Page:Contribution à l'étude de la descendance des invertis.djvu/13

Cette page a été validée par deux contributeurs.

correspondance qui était même devenue plus abondante. L’amie avait été plusieurs fois recherchée depuis ; mais elle avait dissimulé avec soin. Cependant elle avait été elle-même plusieurs fois l’objet de recherches qu’elle avait repoussées avec une sorte d’horreur, et sa mère avait renoncé à lui communiquer celles qui se produisirent plus tard. On verra que sa mère était bien disposée à ne pas contrarier ses sentiments. Au mois de novembre 1895, c’est-à-dire quatre ans après l’éventualité qui avait provoqué l’attaque de chorée, l’amie répondit par une acceptation à une offre accueillie par sa famille, et la dissimulation ne fut pas longtemps possible. À une crise de pleurs qui dura plusieurs heures, on vit succéder une attitude de résignation qui parut de bon augure ; la jeune fille déclara que, puisque son amie se mariait, elle ne pouvait plus lui inspirer que du dégoût, qu’elle ne la reverrait plus. La mère, qui surveillait l’insomnie et l’absence d’alimentation à peu près complète, n’était pas sans inquiétude ; on épiait ses mouvements particulièrement la nuit. Mais le troisième jour au matin, elle sortit avec une tranquillité apparente pour une promenade qui n’inspira pas d’inquiétude. Quelques heures plus tard, on la retrouvait morte dans un puits abandonné.

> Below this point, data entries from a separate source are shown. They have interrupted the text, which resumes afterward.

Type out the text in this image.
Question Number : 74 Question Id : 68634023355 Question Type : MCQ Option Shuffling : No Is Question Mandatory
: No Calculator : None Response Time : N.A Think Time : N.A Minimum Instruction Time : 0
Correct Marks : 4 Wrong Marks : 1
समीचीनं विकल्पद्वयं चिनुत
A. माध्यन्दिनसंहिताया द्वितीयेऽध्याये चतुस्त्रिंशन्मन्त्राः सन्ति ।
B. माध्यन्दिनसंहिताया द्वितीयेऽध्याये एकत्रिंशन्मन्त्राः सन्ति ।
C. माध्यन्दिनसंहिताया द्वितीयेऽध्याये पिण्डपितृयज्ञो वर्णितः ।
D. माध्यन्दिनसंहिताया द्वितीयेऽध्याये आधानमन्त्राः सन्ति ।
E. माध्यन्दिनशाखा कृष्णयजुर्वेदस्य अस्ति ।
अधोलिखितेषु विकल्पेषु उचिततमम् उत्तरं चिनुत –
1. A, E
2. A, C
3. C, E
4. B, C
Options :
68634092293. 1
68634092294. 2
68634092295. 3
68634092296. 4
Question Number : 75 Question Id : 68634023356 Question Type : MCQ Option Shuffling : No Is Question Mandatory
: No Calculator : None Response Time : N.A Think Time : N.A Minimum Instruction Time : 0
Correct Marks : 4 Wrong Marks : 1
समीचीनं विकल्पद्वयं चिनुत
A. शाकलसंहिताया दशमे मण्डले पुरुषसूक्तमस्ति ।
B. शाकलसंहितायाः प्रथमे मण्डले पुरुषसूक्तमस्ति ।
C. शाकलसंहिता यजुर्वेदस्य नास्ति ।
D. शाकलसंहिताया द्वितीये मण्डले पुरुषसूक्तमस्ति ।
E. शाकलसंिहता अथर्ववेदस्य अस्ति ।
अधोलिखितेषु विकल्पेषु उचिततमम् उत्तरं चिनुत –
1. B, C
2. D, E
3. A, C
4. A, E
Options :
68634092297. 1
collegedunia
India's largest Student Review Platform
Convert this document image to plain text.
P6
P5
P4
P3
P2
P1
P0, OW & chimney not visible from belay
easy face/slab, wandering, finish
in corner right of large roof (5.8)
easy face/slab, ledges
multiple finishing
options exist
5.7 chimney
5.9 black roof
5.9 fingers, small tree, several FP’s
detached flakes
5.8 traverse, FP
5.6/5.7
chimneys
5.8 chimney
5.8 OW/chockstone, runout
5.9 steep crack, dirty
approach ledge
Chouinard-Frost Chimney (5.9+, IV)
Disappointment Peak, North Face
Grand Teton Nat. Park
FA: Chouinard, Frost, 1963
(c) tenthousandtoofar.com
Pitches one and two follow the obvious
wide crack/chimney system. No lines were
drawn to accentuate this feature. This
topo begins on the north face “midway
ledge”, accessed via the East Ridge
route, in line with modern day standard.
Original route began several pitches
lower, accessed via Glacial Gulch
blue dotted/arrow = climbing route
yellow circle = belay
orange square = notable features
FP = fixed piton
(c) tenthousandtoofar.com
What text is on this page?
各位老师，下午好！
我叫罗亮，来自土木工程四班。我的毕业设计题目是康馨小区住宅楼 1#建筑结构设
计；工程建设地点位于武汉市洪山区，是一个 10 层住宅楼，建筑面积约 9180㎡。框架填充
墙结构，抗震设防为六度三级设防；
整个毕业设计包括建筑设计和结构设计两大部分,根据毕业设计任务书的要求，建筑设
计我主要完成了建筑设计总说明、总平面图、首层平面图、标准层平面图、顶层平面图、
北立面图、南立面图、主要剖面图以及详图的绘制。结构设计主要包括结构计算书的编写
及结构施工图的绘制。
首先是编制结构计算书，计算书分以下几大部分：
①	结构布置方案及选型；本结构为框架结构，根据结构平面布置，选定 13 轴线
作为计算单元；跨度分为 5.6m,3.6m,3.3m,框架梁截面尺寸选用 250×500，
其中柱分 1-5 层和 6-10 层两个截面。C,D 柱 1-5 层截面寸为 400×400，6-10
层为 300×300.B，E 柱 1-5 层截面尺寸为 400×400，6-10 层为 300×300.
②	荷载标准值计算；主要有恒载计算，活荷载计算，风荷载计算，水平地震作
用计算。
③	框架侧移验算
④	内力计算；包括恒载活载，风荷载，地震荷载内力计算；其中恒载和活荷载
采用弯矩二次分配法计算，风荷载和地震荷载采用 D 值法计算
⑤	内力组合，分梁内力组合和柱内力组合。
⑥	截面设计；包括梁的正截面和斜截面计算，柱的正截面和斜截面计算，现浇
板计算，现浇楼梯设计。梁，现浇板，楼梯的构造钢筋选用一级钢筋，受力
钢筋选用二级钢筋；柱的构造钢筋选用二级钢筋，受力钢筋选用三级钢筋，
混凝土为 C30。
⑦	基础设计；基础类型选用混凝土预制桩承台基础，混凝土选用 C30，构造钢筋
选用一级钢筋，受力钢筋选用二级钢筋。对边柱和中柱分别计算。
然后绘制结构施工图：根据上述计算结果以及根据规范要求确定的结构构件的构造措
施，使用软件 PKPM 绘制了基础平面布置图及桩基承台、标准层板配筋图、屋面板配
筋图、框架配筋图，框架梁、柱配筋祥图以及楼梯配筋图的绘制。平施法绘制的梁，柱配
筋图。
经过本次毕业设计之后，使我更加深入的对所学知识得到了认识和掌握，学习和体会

La mère ne connaissait à sa fille morte pas plus qu’à sa fille vivante aucune anomalie somatique et en particulier aucune anomalie des organes génitaux ou des organes sexuels accessoires ; les hanches étaient bien développées, les seins plutôt volumineux. Cependant elle ne doute pas qu’il ait existé chez celle qui s’est suicidée, des anomalies des sentiments sexuels. Cette opinion s’appuie sur certaines particularités qu’elle avait remarquées chez sa fille et qu’elle avait éprouvées elle-même.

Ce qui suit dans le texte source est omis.